Friday, 4 December 2015

The bushy tale of Grace Quirrel and the nutty world of cricket-bat tests

Grace doing her nut on my patio in Manchester
THE garden of my Costa Blanca home is not short of wild life - particularly in the summer.
OK, I can do without the eerie twilight flapping of bats around the turrets of neighbouring houses. And I wasn’t best prepared for the three baby hedgehogs my grandson rescued from the hedgerow as they tried vainly to suckle milk from their lifeless mother.
But the suction-padded lizards that scurry up and down the walls fascinate me. So does the incessant chatter of the crickets or whatever they are (I wonder if they ever play Test matches against the bats?)
Back in September, I felt I was in the Garden of Eden when a litter of tiny feral kittens took temporary tenancy of the bamboo gazebo in my garden. Nevertheless, I have yet to see anything in Guardamar to compare with the urban beauty of my furry friends Grace and Samantha.

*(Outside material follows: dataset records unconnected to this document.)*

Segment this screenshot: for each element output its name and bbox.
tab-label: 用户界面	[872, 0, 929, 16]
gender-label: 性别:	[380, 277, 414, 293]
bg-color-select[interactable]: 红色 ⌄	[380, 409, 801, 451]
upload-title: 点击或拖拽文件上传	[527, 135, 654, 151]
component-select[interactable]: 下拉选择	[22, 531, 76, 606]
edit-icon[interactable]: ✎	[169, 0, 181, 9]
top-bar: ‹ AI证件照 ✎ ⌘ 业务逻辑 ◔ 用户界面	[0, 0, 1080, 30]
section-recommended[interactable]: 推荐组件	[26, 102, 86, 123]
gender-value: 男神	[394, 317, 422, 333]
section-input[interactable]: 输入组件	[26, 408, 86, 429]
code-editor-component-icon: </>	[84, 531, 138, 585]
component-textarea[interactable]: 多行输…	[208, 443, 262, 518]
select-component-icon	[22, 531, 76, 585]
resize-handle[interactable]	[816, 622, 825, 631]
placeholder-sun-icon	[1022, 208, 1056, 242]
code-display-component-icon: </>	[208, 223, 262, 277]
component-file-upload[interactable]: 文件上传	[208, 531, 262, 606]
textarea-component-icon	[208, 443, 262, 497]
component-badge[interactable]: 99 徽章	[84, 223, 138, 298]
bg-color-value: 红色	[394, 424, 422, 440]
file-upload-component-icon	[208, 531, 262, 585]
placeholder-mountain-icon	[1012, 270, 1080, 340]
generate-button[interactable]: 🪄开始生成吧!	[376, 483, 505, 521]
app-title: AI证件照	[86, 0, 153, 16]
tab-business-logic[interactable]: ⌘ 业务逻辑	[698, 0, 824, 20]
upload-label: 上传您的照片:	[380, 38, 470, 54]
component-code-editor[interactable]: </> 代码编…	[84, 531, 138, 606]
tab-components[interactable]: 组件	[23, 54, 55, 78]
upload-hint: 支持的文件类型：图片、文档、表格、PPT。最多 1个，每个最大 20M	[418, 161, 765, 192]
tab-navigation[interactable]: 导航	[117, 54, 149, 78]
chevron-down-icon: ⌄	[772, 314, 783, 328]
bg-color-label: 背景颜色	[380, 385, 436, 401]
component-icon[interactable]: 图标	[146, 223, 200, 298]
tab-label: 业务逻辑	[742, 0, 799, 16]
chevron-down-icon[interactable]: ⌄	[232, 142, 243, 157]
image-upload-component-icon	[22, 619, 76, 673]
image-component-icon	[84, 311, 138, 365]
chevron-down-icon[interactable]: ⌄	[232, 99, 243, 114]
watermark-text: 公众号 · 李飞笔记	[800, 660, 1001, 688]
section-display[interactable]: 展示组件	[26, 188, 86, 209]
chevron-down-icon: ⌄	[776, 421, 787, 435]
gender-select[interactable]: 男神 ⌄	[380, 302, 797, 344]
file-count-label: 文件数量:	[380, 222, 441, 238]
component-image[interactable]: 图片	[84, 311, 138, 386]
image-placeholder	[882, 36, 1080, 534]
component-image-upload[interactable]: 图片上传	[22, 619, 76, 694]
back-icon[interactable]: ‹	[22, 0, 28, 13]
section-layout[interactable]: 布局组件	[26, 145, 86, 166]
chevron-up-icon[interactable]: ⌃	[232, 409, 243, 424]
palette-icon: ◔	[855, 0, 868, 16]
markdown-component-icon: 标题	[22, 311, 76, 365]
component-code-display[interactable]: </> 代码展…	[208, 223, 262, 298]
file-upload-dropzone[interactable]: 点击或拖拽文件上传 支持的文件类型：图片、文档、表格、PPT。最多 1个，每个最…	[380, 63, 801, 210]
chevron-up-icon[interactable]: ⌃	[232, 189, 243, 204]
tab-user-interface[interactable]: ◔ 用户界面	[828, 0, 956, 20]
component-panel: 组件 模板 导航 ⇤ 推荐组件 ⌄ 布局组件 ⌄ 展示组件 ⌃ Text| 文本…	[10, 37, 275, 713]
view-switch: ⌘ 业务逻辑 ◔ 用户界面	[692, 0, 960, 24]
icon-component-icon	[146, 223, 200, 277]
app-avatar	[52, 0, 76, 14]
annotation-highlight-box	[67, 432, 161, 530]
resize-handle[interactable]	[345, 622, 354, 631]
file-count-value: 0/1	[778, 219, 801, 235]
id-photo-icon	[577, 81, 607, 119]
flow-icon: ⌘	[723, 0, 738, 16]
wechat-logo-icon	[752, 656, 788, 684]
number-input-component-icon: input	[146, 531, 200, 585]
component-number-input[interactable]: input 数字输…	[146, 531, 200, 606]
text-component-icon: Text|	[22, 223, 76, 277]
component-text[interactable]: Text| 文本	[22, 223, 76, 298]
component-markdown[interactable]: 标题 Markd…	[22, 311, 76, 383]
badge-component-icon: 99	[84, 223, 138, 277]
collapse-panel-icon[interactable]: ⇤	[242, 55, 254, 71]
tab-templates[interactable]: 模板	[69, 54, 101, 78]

Grace Quirrel and Samantha Fox (cringe cringe) took up semi-residency in the back garden of my UK home in Manchester  - and while I only saw them on my increasingly rare visits to Emgland, there are few more beautiful creatures on earth.
The hunting fraternity would no doubt dismiss both species as vermin...and happily rearrange Samantha’s fur into a natty Manc coat. But urban foxes and grey squirrels have become as much a. part of life in the northern ferretlands as flatcaps and black puddings. Even four miles from Manchester city centre.
They get an unintentional helping hand from local councils, too. And the ayuntamiento under which authority my home is unfortunate enough to be sited --  is among the unwitting leaders. There are none of the slick nightly refuse collections we all marvel at in Spain -- it’s once a fortnight if you’re lucky. Providing, that is, you can work out the complicated sequence in which the queue of grey, brown, green and blue bins are emptied. I swear the local bureaucrats have a terrorist supervisor called Bin Over- Laden supervising the colllection crews, who simply don't empty bins whose lid is not fully shut.
Anyway, the council's tardiness means that Grace and Samantha will have bags and bags of goodies for Christmas...courtesy of a garbage-emptying cycle which leaves enough overflowing bins to fill the bellies of an entire colony of wild foxes and squirrels, feral cats and a rat or two-ee.
My only fear is that Grace will become too fat to chase cats (yes, I have witnessed it - you should see her doing her nut!).
Ms Quirrel is already a bit of a pudding, legacy of the unending supply of peanuts chucked out to her through the patio doors by my grandkids. But did you ever see a more beautiful piece of  vermin?